Earlier this week, Trump slammed Fox News in a post on his Truth Social platform for moving more to the middle. He even suggested that they remove a prominent member from its board.
As Trump wrote:
“Nobody can ever trust Fox News, and I am one of them, with the weak and ineffective RINO, Paul Ryan, on its Board of Directors. He’s a total lightweight, a failed and pathetic Speaker of the House, and a very disloyal person.
“[Utah Senator Mitt] Romney was bad, but Paul Ryan made him look worse. As a team, they never had a chance. Rupert and Lachlan, get that dog off your Board — You don’t need him. ALL YOU NEED IS TRUMP. MAKE AMERICA GREAT AGAIN!”
When Romney became the GOP nominee for president in 2012, Ryan served as his running mate. The two haven’t had the greatest of relationships in the past, and that only got worse recently when Ryan said he wouldn’t support Trump as he looked to return to the White House.
Speaking with Fox News recently, Ryan said the January 6 attack at the U.S. Capitol building, and the former president’s lack of character, were reasons why he wouldn’t be voting for the former president.
As Ryan said during that interview:
“I think it’s a contribution of factors. I think it really is just character at the end of the day, and the fact that if you’re willing to put yourself above the Constitution — an oath you swear when you take federal office, whether as president or as a member of Congress, you swear an oath to the Constitution — and you’re willing to suborn it to yourself, I think that makes you unfit for office.”
Like some others in the conservative party, Ryan placed blame for the recent lack of success at the polls that Republicans have experienced in Trump’s lap. As he suggested:
“Trump has cost us a lot of seats.
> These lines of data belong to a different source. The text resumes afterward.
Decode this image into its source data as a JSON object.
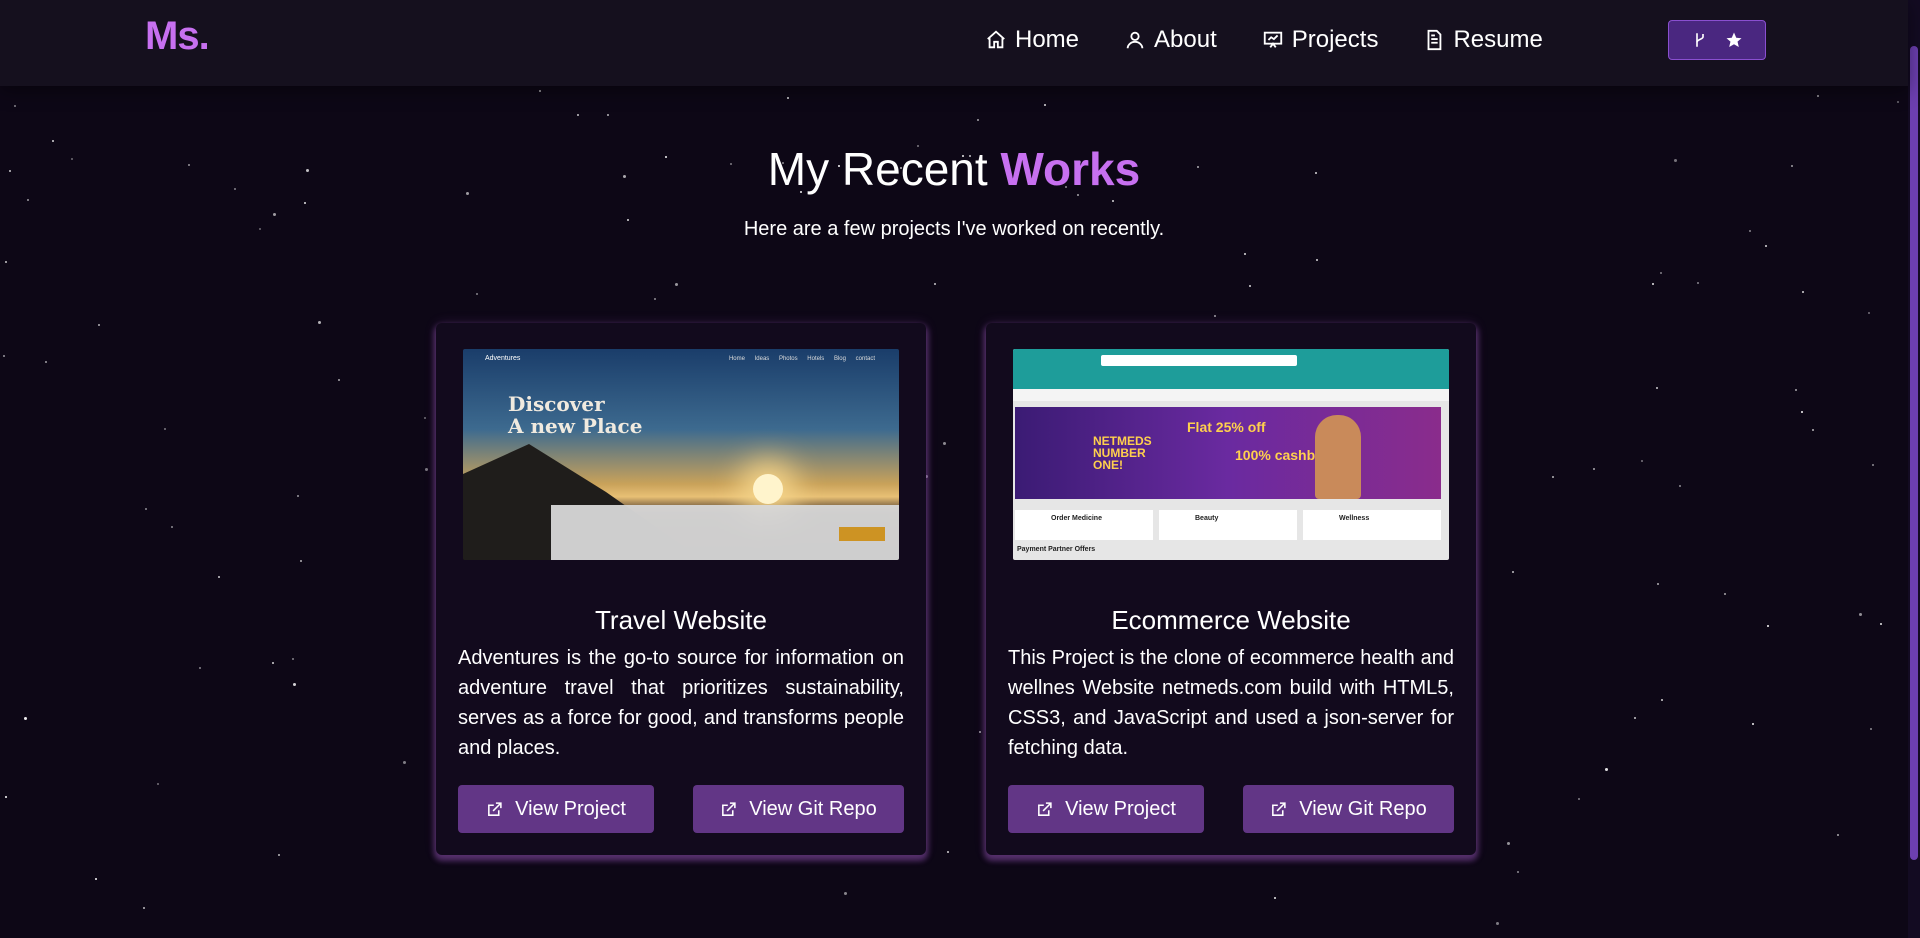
{
  "nav": {
    "logo": "Ms.",
    "links": [
      {
        "label": "Home",
        "icon": "home-icon"
      },
      {
        "label": "About",
        "icon": "user-icon"
      },
      {
        "label": "Projects",
        "icon": "presentation-icon"
      },
      {
        "label": "Resume",
        "icon": "document-icon"
      }
    ],
    "fork_button_icons": [
      "git-fork-icon",
      "star-icon"
    ]
  },
  "section": {
    "title_main": "My Recent",
    "title_accent": "Works",
    "subtitle": "Here are a few projects I've worked on recently."
  },
  "projects": [
    {
      "title": "Travel Website",
      "description": "Adventures is the go-to source for information on adventure travel that prioritizes sustainability, serves as a force for good, and transforms people and places.",
      "view_project": "View Project",
      "view_repo": "View Git Repo",
      "preview": {
        "brand": "Adventures",
        "menu": "Home Ideas Photos Hotels Blog contact",
        "hero": [
          "Discover",
          "A new Place"
        ]
      }
    },
    {
      "title": "Ecommerce Website",
      "description": "This Project is the clone of ecommerce health and wellnes Website netmeds.com build with HTML5, CSS3, and JavaScript and used a json-server for fetching data.",
      "view_project": "View Project",
      "view_repo": "View Git Repo",
      "preview": {
        "badge": "NETMEDS NUMBER ONE!",
        "offer": "Flat 25% off",
        "cashback": "100% cashback",
        "tiles": [
          "Order Medicine",
          "Beauty",
          "Wellness"
        ],
        "footer": "Payment Partner Offers"
      }
    }
  ],
  "colors": {
    "accent": "#c770f0",
    "button": "#623686",
    "background": "#0d0716",
    "navbar": "#15101e"
  }
}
He cost us the Senate twice, he cost us the House … because he is pushing through the prairies people who cannot win general elections, but who pledge fealty to him. Ever since 2016, we’ve been losing.”
Republicans have disappointed at the polls over the last few election cycles. Following Trump’s win in 2016, when the GOP had control of both chambers of Congress, the party suffered big losses in each of the next three major elections.
They first lost control of the House to Democrats in the 2018 midterms.
Then came the devastating 2020 election, when Trump lost the White House to President Joe Biden, and Democrats gained control of both the House and the Senate.
While Republicans won back the House in the 2022 midterms, they only did so by a very narrow margin. Plus, the prediction of a “red wave” where the GOP would win big majorities in both chambers never came to fruition, causing major disruptions within the party.